Introduction to ReliableConcurrentQueue in Azure Service Fabric

Reliable Concurrent Queue is an asynchronous, transactional, and replicated queue which features high concurrency for enqueue and dequeue operations. It is designed to deliver high throughput and low latency by relaxing the strict FIFO ordering provided by Reliable Queue and instead provides a best-effort ordering.

APIs

Concurrent Queue Reliable Concurrent Queue
void Enqueue(T item) Task EnqueueAsync(ITransaction tx, T item)
bool TryDequeue(out T result) Task< ConditionalValue < T > > TryDequeueAsync(ITransaction tx)
int Count() long Count()

Comparison with Reliable Queue

Reliable Concurrent Queue is offered as an alternative to Reliable Queue. It should be used in cases where strict FIFO ordering is not required, as guaranteeing FIFO requires a tradeoff with concurrency. Reliable Queue uses locks to enforce FIFO ordering, with at most one transaction allowed to enqueue and at most one transaction allowed to dequeue at a time. In comparison, Reliable Concurrent Queue relaxes the ordering constraint and allows any number concurrent transactions to interleave their enqueue and dequeue operations. Best-effort ordering is provided, however the relative ordering of two values in a Reliable Concurrent Queue can never be guaranteed.

Reliable Concurrent Queue provides higher throughput and lower latency than Reliable Queue whenever there are multiple concurrent transactions performing enqueues and/or dequeues.

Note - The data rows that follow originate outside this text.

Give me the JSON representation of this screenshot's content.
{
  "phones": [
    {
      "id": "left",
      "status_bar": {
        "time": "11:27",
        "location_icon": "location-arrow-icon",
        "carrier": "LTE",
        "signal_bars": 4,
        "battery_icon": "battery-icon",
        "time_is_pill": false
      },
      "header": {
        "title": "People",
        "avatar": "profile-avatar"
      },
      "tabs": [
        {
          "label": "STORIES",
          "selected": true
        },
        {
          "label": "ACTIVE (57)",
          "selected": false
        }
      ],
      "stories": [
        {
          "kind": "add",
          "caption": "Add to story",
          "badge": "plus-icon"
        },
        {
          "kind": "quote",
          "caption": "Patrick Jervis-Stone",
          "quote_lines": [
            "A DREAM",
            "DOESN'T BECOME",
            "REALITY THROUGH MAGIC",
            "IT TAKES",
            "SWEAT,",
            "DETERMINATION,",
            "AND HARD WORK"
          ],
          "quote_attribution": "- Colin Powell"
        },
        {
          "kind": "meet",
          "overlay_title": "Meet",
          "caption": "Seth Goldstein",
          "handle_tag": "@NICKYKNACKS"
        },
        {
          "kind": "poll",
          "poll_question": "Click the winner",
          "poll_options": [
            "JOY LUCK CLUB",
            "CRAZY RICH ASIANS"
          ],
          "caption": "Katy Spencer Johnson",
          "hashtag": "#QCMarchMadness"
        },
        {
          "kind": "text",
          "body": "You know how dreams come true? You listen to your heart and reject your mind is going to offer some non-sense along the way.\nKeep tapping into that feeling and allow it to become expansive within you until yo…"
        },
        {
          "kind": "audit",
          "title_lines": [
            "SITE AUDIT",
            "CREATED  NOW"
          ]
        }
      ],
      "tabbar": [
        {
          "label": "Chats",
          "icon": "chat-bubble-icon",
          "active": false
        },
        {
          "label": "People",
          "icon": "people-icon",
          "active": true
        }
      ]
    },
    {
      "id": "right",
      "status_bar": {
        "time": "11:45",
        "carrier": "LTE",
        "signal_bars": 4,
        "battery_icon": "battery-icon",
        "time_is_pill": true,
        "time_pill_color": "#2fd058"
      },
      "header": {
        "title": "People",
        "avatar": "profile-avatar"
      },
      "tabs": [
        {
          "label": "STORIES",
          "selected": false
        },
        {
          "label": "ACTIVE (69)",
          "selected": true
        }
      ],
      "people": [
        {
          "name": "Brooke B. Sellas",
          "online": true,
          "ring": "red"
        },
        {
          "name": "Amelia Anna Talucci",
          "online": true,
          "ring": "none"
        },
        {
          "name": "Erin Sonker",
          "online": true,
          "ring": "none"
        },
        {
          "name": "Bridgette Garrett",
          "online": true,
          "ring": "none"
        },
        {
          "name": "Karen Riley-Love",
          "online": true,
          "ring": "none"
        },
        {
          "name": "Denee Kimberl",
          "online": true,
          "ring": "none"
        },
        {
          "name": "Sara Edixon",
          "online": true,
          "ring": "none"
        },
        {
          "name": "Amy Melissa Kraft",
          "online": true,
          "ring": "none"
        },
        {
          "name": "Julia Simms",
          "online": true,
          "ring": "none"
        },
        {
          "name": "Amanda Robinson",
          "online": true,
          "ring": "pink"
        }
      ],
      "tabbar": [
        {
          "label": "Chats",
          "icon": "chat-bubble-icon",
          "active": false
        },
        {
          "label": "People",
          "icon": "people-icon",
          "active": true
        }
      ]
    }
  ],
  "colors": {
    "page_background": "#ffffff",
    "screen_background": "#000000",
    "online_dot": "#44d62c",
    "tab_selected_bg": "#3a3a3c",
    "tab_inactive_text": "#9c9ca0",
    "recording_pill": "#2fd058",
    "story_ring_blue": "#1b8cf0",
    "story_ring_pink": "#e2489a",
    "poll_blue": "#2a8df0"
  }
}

A sample use case for the ReliableConcurrentQueue is the Message Queue

scenario. In this scenario, one or more message producers create and add items to the queue, and one or more message consumers pull messages from the queue and process them. Multiple producers and consumers can work independently, using concurrent transactions in order to process the queue.

Usage Guidelines

  • The queue expects that the items in the queue have a low retention period. That is, the items would not stay in the queue for a long time.
  • The queue does not guarantee strict FIFO ordering.
  • The queue does not read its own writes. If an item is enqueued within a transaction, it will not be visible to a dequeuer within the same transaction.
  • Dequeues are not isolated from each other. If item A is dequeued in transaction txnA, even though txnA is not committed, item A would not be visible to a concurrent transaction txnB. If txnA aborts, A will become visible to txnB immediately.
  • TryPeekAsync behavior can be implemented by using a TryDequeueAsync and then aborting the transaction. An example of this behavior can be found in the Programming Patterns section.
  • Count is non-transactional. It can be used to get an idea of the number of elements in the queue, but represents a point-in-time and cannot be relied upon.
  • Expensive processing on the dequeued items should not be performed while the transaction is active, to avoid long-running transactions that may have a performance impact on the system.

Code Snippets

Let us look at a few code snippets and their expected outputs. Exception handling is ignored in this section.

Instantiation

Creating an instance of a Reliable Concurrent Queue is similar to any other Reliable Collection.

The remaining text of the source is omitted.